Hackers now have access to almost every customer’s personal information thanks to a data breach at Xfinity. This Comcast data breach impacts almost 36 million users.
Comcast, which owns Xfinity, informed consumers on Monday that there was “unauthorized access to its internal systems” due to a software flaw in Citrix, a cloud computing provider that Xfinity uses.
Xfinity stated that it started informing consumers about the data breach on Monday via several platforms, such as the news media, email, and Xfinity website.
The business claimed that between October 16 and 19, unauthorized users gained access to its internal systems, and on October 25, during a regular cybersecurity exercise, they found the “suspicious activity”.
Federal law enforcement was notified by Xfinity, which also claims to have launched an investigation “into the nature and scope of the incident.” The business claimed to have concluded on November 16 that the information was probably obtained.
“While Xfinity advises customers not to re-use passwords across multiple accounts, the company is recommending that customers change passwords for other accounts for which they use the same username and password or security question,” the business stated in a note to its clients.
Millions are affected by the Comcast data breach; Xfinity claims hackers stole personal data
According to Comcast, hackers gained access to nearly 36 million of their customer’s data through a data breach.
Xfinity claimed that the breach was brought about by a flaw in their Citrix software system.
First and foremost, according to a cyber security expert, Xfinity customers should change their account usernames and passwords immediately.
He claimed that even though your information may not have been compromised, it is still not as secure as it was before this hack.
Xfinity reported that after Citrix, the software provider they use, released a “patch,” or a set of modifications to a computer programming system that fixes bugs, hackers were able to access the personal information of millions of customers. Citrix was left open to hackers gaining unauthorized access because of that patch.
The suspicious activity was detected by the company in October. However, Xfinity didn’t learn that personal data, including security question answers and the final four digits of some customers’ social security numbers, had been stolen until December.
All of the company’s clients are now required to enable multifactor authentication and reset their account passwords and user names. However, they stated that they are not currently aware of any significant breaches or assaults on clients.
“Just turning it on will fix 99.2% of all phishing attempts to steal your credentials. Therefore, enable MFA if a service has it. MFA is available through Xfinity. Activate it. and make use of it,” stated Pulsar Security’s CTO, Duane Laflotte. “I understand it’s not fun to type in that code, but it will help you be more secure and it’s super simple to do.”

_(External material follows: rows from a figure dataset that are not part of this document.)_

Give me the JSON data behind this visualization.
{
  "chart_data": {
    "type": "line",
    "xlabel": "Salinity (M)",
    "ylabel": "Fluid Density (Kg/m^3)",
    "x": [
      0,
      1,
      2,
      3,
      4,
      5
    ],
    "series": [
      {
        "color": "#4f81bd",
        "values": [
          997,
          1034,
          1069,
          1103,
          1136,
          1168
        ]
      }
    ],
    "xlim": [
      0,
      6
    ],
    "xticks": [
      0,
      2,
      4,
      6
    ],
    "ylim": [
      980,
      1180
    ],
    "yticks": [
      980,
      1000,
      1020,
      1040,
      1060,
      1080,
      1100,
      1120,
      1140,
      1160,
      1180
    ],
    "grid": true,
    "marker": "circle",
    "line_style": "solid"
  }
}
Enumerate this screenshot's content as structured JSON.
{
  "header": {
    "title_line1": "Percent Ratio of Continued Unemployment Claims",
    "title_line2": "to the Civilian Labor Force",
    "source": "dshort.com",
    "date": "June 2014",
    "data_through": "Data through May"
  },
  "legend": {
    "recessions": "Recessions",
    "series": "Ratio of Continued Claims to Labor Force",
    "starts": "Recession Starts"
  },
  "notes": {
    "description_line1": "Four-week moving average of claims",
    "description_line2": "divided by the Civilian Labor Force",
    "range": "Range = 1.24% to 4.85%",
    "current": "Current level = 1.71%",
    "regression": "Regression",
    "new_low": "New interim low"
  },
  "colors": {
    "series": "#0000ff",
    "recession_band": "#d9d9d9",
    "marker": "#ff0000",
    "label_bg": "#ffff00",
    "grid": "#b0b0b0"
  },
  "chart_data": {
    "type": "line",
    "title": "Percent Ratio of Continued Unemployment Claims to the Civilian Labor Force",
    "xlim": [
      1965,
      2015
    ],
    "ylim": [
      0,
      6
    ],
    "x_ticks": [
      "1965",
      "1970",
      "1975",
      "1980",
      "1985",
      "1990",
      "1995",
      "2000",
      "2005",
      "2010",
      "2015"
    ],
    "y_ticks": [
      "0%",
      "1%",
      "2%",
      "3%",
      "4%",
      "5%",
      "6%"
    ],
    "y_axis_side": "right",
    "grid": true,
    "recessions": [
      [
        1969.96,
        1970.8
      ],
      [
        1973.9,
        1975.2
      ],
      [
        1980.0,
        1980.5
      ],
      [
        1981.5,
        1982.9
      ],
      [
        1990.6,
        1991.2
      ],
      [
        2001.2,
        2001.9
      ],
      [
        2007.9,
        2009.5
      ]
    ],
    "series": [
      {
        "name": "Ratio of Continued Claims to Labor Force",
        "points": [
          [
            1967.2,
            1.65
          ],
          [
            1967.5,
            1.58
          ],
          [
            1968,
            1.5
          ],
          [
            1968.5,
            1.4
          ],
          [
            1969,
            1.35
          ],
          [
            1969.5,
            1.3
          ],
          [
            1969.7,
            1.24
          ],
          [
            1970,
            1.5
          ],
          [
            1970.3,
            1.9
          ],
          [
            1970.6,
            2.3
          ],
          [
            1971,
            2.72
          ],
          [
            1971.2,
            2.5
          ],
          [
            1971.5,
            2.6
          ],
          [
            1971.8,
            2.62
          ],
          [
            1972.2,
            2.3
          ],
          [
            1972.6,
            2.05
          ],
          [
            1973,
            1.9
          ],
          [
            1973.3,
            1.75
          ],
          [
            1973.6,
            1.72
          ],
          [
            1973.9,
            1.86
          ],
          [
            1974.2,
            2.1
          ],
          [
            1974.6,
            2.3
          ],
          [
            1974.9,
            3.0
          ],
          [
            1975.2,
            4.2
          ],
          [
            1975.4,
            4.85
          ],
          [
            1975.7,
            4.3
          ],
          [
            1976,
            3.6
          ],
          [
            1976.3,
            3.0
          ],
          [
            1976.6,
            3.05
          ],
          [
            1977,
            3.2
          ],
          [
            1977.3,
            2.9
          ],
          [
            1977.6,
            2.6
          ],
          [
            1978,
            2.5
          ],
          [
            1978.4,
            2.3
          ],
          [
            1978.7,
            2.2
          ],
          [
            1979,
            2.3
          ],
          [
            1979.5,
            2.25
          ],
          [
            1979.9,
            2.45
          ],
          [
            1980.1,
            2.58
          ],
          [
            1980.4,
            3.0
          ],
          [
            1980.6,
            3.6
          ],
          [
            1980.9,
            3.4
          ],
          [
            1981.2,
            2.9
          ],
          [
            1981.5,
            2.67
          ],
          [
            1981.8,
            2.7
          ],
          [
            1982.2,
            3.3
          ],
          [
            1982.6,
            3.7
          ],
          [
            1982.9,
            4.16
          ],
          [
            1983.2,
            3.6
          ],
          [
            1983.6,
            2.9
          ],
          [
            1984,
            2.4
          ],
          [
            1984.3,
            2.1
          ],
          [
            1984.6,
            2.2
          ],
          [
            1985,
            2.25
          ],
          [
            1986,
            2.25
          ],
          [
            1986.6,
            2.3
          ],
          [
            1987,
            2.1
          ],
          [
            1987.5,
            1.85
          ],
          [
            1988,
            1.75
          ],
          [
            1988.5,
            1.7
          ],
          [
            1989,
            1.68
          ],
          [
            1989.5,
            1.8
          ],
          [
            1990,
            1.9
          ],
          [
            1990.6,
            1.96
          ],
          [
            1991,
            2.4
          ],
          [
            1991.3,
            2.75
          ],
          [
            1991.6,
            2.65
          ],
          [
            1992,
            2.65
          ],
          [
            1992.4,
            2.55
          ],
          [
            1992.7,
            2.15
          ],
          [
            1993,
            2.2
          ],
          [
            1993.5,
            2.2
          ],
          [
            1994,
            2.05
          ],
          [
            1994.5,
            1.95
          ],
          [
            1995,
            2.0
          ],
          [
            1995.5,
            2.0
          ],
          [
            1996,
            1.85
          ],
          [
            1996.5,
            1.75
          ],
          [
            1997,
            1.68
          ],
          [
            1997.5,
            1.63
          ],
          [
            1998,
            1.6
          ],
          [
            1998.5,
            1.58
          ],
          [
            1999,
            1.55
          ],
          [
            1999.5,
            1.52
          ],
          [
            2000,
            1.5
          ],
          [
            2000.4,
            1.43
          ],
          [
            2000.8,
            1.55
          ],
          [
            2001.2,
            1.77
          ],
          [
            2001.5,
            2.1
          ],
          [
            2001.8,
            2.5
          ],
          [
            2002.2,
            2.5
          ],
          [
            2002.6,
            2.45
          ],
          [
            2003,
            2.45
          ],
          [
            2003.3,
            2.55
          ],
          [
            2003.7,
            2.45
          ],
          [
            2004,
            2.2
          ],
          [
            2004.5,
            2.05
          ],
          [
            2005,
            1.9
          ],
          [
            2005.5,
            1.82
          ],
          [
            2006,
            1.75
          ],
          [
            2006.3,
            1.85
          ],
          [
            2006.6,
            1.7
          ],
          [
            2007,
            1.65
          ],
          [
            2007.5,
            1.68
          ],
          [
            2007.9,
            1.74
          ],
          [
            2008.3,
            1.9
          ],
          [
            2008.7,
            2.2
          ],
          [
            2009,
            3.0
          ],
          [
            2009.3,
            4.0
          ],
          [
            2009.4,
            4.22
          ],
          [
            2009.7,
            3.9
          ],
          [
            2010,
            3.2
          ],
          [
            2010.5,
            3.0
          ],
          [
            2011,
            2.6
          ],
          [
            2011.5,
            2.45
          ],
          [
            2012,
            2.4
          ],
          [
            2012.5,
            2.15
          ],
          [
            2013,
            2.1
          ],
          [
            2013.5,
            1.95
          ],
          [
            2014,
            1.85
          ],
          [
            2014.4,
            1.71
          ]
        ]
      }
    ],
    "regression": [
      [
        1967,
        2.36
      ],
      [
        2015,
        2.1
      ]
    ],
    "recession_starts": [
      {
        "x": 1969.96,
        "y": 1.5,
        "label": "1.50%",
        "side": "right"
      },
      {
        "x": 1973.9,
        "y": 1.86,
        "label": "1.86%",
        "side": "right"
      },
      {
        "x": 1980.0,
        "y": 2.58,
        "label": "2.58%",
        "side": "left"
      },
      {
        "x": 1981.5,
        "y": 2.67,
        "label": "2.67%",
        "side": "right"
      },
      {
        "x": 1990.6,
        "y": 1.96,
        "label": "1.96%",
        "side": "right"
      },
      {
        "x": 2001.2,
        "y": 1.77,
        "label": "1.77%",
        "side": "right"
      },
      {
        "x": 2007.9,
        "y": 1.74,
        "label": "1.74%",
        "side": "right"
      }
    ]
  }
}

Laflotte stated that there are several ways for hackers to steal identities.
“Credential stuffing is I’ll use passwords that I find from a breach at Xfinity and use them against Bank of America, Home Depot, wherever,” Laflotte explained. “That’s one type of attack we’ll see.”
On the dark web, the hackers also sell items like bank login credentials.
Because of this, experts advise monitoring your bank account information and credit score—especially if you use the same passwords for several accounts.
In a statement, Comcast said that it has security measures in place to identify illegal activity such as this hack.
“We remain committed to investing in technology, protocols and experts dedicated to helping protect our customers,” Xfinity stated in a statement.
Xfinity announced that it had started looking into the security breach. Now, Citrix is being sued in a class action capacity.
According to Laflotte, breaches can occur anywhere. “Yes, Xfinity is here to assist with this. However, it is also your responsibility as a user of any online service to ensure that you are abiding by the guidelines of cyber hygiene, according to Laflotte. “Protect yourself.”